Dans ce contexte, le travail de votre rapporteur pour avis sur ce texte a été guidé par deux objectifs principaux :
- améliorer la couverture mobile proposée aux citoyens sur l'ensemble du territoire ;
- accélérer le déploiement des réseaux de communications électroniques fixe à très haut débit en fibre optique .
Votre rapporteur pour avis a souhaité proposer des évolutions de nature à garantir l'effectivité et l'intelligibilité des dispositions du volet numérique du projet de loi « ELAN » et à le rendre plus ambitieux en matière de déploiement des réseaux de communication électronique fixe et mobile, s'agissant d'un enjeu essentiel de cohésion territoriale et sociale.
1. Accélérer la couverture numérique du territoire et le déploiement des réseaux à très haut débit
À l'article 63, votre commission pour avis a adopté l'amendement COM-94 visant à adapter le régime des servitudes afin d'accélérer les déploiements . Cet amendement a un triple objet : il s'agit, en premier lieu, d'améliorer la rédaction du second alinéa de cet article, qui permet la création de servitudes de façades indépendamment des servitudes préexistantes ; en second lieu, de réduire le délai laissé au propriétaire pour présenter ses observations en cas de projet de servitude sur sa propriété (le délai d'un mois paraît suffisant pour se prononcer et permettra d'éviter une certaine inertie constatée sur le terrain) ; enfin, d'étendre les servitudes d'élagage au stade du déploiement des réseaux, pour remédier à une difficulté d'interprétation du texte actuel de l'article L. 51 du code des postes et des communications électroniques, ainsi qu'aux propriétés riveraines des terrains sur lesquels sont implantées les installations nécessaires aux réseaux de communications électroniques ouverts au public.
À l'article 63 quater , votre commission pour avis a adopté l'amendement COM-96 précisant que les associations syndicales désignent un opérateur dans les douze mois après avoir reçu le « fibrage » de l'immeuble plutôt que simplement « statuer » sur une telle demande.

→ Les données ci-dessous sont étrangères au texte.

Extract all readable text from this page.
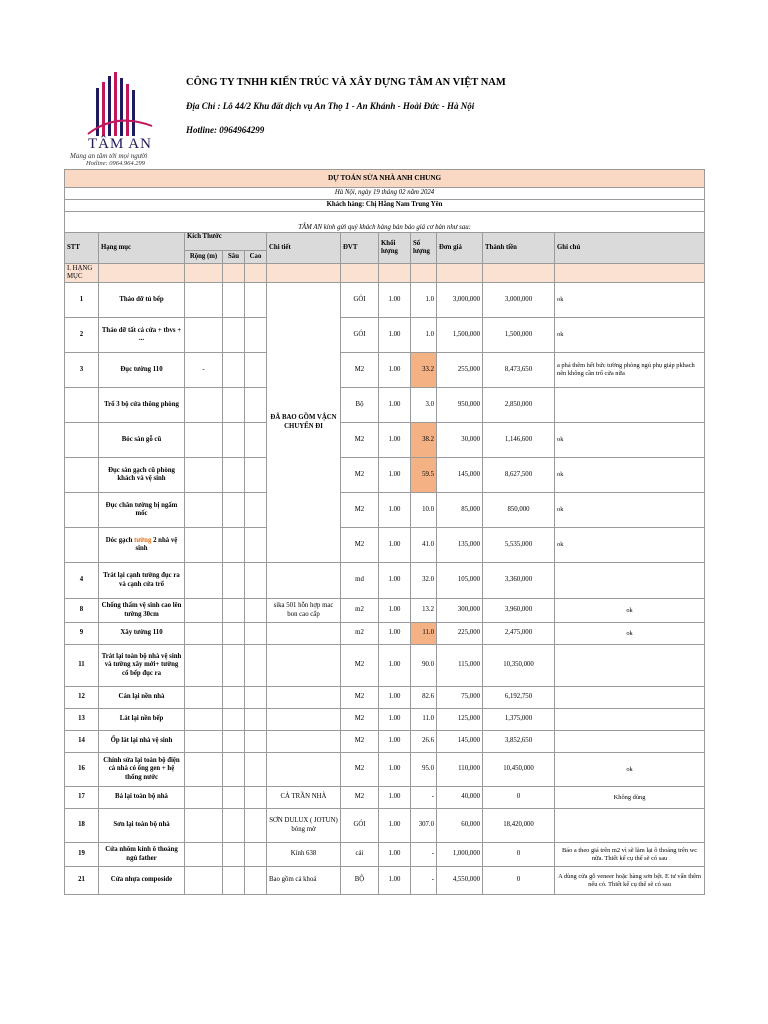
TÂM AN
Mang an tâm tới mọi người
Hotline: 0964.964.299
CÔNG TY TNHH KIẾN TRÚC VÀ XÂY DỰNG TÂM AN VIỆT NAM
Địa Chỉ : Lô 44/2 Khu đất dịch vụ An Thọ 1 - An Khánh - Hoài Đức - Hà Nội
Hotline: 0964964299
DỰ TOÁN SỬA NHÀ ANH CHUNG											
Hà Nội, ngày 19 tháng 02 năm 2024											
Khách hàng: Chị Hằng Nam Trung Yên											
TÂM AN kính gửi quý khách hàng bản báo giá cơ bản như sau:											
STT	Hạng mục	Kích Thước			Chi tiết	ĐVT	Khối lượng	Số lượng	Đơn giá	Thành tiền	Ghi chú
		Rộng (m)	Sâu	Cao							
I. HẠNG MỤC											
1	Tháo dỡ tủ bếp				ĐÃ BAO GỒM VẬCN CHUYỂN ĐI	GÓI	1.00	1.0	3,000,000	3,000,000	ok
2	Tháo dỡ tất cả cửa + tbvs + ...					GÓI	1.00	1.0	1,500,000	1,500,000	ok
3	Đục tường 110	-				M2	1.00	33.2	255,000	8,473,650	a phá thêm hết bức tường phòng ngủ phụ giáp pkhach nên không cần trổ cửa nữa
	Trổ 3 bộ cửa thông phòng					Bộ	1.00	3.0	950,000	2,850,000	
	Bóc sàn gỗ cũ					M2	1.00	38.2	30,000	1,146,600	ok
	Đục sàn gạch cũ phòng khách và vệ sinh					M2	1.00	59.5	145,000	8,627,500	ok
	Đục chân tường bị ngấm mốc					M2	1.00	10.0	85,000	850,000	ok
	Dóc gạch tường 2 nhà vệ sinh					M2	1.00	41.0	135,000	5,535,000	ok
4	Trát lại cạnh tường đục ra và cạnh cửa trổ					md	1.00	32.0	105,000	3,360,000	
8	Chống thấm vệ sinh cao lên tường 30cm				sika 501 hỗn hợp mac bon cao cấp	m2	1.00	13.2	300,000	3,960,000	ok
9	Xây tường 110					m2	1.00	11.0	225,000	2,475,000	ok
11	Trát lại toàn bộ nhà vệ sinh và tường xây mới+ tường cổ bếp đục ra					M2	1.00	90.0	115,000	10,350,000	
12	Cán lại nền nhà					M2	1.00	82.6	75,000	6,192,750	
13	Lát lại nền bếp					M2	1.00	11.0	125,000	1,375,000	
14	Ốp lát lại nhà vệ sinh					M2	1.00	26.6	145,000	3,852,650	
16	Chỉnh sửa lại toàn bộ điện cả nhà có ống gen + hệ thống nước					M2	1.00	95.0	110,000	10,450,000	ok
17	Bả lại toàn bộ nhà				CẢ TRẦN NHÀ	M2	1.00	-	40,000	0	Không dùng
18	Sơn lại toàn bộ nhà				SƠN DULUX ( JOTUN) bóng mờ	GÓI	1.00	307.0	60,000	18,420,000	
19	Cửa nhôm kính ô thoáng ngủ father				Kính 638	cái	1.00	-	1,000,000	0	Báo a theo giá trên m2 vì sẽ làm lại ô thoáng trên wc nữa. Thiết kế cụ thể sẽ có sau
21	Cửa nhựa composide				Bao gồm cả khoá	BỘ	1.00	-	4,550,000	0	A dùng cửa gỗ veneer hoặc hàng sơn bệt. E tư vấn thêm nếu có. Thiết kế cụ thể sẽ có sau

Une majorité qualifiée pourra néanmoins s'opposer à ce choix .
Dans le droit fil de cet objectif d'accélération, votre commission pour avis a également proposé d'insérer des articles additionnels pour :
- étendre à l'atterrage des canalisations de communications électroniques une disposition introduite par la loi de transition énergétique pour la croissance verte 32 ( * ) au profit de l'atterrage des canalisations souterraines réalisées dans le cadre de projets d'énergie marine renouvelable ou d'interconnexion afin d'accélérer la couverture numérique des territoires ; les ouvrages visés sont toujours souterrains, ce qui est indispensable au regard de l'enjeu de préservation paysagère de notre littoral ( amendement COM-92 rect.) ;
- faciliter la couverture numérique des zones reculées en introduisant une dérogation sectorielle au principe de construction en continuité d'urbanisme dans les zones de montagne visant les constructions et installations relatives aux communications électroniques ( amendement COM-100 ) ;
- prévoir la mise à disposition des opérateurs, par l'État, d'une base d'adresses nationale sur le fondement de celle construite par La Poste et l'Institut géographique national, au 31 décembre 2018. Votre rapporteur pour avis rappelle que la France perd chaque année plus de 0,5 point de PIB, soit 10 milliards d'euros, du fait d'un mauvais référencement des adresses ( amendement COM-104) ;
- prévoir la possibilité d'utiliser les infrastructures d'accueil du réseau « basse tension » du gestionnaire de la distribution d'électricité ENDEIS pour le déploiement des lignes de communications en fibre optique. Votre rapporteur pour avis souhaite que l'arrêté technique interministériel de 2001 fixant les conditions de sécurité pour l'utilisation de ce réseau soit modifié ( amendement COM-105) ;
2. Mieux maîtriser et accompagner l'aménagement numérique du territoire au service des citoyens
Votre commission pour avis a proposé une modification de l'article 62 ter pour avancer la date à laquelle le Gouvernement doit effectuer un bilan de la dérogation au droit de retrait des décisions d'urbanisme. L'amendement COM-93 vise à anticiper son éventuelle prorogation ou sa pérennisation.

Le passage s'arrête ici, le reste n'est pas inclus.